19. Business acquisitions and dispositions
 
a) Sale of Silicatos y Derivados, S.A.- In December 1999, Vitro sold its 55% interest in Silicatos y Derivados, S.A., to its long-standing partner in such company, PQ Corporation, for US$ 9.9 million. A loss of Ps. 41 was realized as a result of this transaction and is included in Other expense, net. This company produces sodium silicate and aluminum sulfate for the soap, detergent, water treatment and paper industries. The company's sales represented approximately 1.4% of Vitro's consolidated sales.
 
b) Sale of Compañía Manufacturera de Vidrio del Perú Ltda, S.A.- In December 1999, Vitro accepted the November 17, 1999 public tender offer made by Vidrios Industriales, S.A. (a subsidiary of Owens-Illinois, Inc.) for its 23.66% interest of Compañía Manufacturera de Vidrio del Perú Ltda, S.A. The amount received for the sale was US$ 6.6 million. A loss of Ps. 38 was realized as a result of this transaction and is included in Other expense, net. Vitro accounted for this investment under the equity method.
 

c) Acquisition of Harding Glass Inc.- In April 2000, VVP America consummated the acquisition of substantially all of the assets of Harding Glass, Inc., for an amount of US$ 31.4 million. With the acquisition of Harding, VVP America incorporated into its operations 5 distribution centers and 118 retail stores located throughout the United States.
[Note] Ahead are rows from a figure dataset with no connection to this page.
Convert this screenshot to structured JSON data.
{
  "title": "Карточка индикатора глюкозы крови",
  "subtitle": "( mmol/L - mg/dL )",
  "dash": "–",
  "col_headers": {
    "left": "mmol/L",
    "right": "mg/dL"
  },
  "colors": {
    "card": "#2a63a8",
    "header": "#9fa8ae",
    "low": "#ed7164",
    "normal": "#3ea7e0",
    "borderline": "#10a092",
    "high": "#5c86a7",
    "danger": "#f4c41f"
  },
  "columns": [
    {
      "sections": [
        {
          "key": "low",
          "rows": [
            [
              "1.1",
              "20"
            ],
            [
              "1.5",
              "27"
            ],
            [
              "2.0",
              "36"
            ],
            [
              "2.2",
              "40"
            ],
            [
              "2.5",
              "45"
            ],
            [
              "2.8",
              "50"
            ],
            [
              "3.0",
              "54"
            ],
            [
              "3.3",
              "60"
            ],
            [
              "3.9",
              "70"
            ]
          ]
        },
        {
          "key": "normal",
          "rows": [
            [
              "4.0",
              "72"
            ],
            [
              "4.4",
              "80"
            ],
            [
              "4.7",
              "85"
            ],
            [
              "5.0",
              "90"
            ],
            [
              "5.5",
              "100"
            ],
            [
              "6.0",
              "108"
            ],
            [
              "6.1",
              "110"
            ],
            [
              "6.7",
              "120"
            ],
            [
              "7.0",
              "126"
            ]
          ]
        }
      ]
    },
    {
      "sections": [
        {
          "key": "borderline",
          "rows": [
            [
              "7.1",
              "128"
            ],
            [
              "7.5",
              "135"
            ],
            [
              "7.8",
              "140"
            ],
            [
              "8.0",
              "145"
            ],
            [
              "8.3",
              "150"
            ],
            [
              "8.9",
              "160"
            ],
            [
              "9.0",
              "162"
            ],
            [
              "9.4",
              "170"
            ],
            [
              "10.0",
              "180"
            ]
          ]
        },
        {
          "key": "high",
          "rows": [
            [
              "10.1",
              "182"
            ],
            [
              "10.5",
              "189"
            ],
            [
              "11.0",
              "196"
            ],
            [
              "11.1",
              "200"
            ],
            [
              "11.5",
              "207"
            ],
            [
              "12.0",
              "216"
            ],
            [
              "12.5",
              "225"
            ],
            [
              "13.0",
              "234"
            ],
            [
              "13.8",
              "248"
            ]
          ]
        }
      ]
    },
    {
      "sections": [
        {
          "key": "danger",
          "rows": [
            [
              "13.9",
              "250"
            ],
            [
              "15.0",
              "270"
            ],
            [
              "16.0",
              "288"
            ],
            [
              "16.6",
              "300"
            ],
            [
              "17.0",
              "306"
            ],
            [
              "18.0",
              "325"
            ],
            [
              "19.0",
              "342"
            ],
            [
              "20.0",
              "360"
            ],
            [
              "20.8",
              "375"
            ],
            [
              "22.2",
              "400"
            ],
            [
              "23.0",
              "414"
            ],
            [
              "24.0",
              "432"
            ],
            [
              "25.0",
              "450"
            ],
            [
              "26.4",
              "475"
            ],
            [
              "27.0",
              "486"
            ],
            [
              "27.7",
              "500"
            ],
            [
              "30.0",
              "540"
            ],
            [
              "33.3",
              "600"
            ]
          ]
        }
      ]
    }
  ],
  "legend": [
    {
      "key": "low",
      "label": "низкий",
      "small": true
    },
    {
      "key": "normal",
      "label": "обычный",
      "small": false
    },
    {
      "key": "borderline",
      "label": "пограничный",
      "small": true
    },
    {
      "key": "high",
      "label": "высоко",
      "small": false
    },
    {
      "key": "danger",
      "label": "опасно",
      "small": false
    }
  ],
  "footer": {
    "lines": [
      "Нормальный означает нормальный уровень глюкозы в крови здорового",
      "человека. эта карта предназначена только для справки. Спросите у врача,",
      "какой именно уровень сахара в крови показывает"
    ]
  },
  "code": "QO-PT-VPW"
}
Harding is one of the leading distributors of glass products for automotive and construction markets

d) Disposition of Manufacturas, Ensamblajes y Fundiciones, S. de R. L. de C.V.- On August 10, 2000 Vitro and GE México, S.A. de C.V. a subsidiary of General Electric Company, a U.S. Corporation, decided to terminate their Joint Venture Agreement which in 1997 resulted in the creation of Manufacturas, Ensamblajes y Fundiciones, S. de R.L. de C.V. The termination of the Joint Venture was subject to complying with certain requirements imposed by both parties. Those requirements were completed in January 2001, resulting in the closing of such facility. A loss of Ps. 69 was recognized and is included in Other expense, net.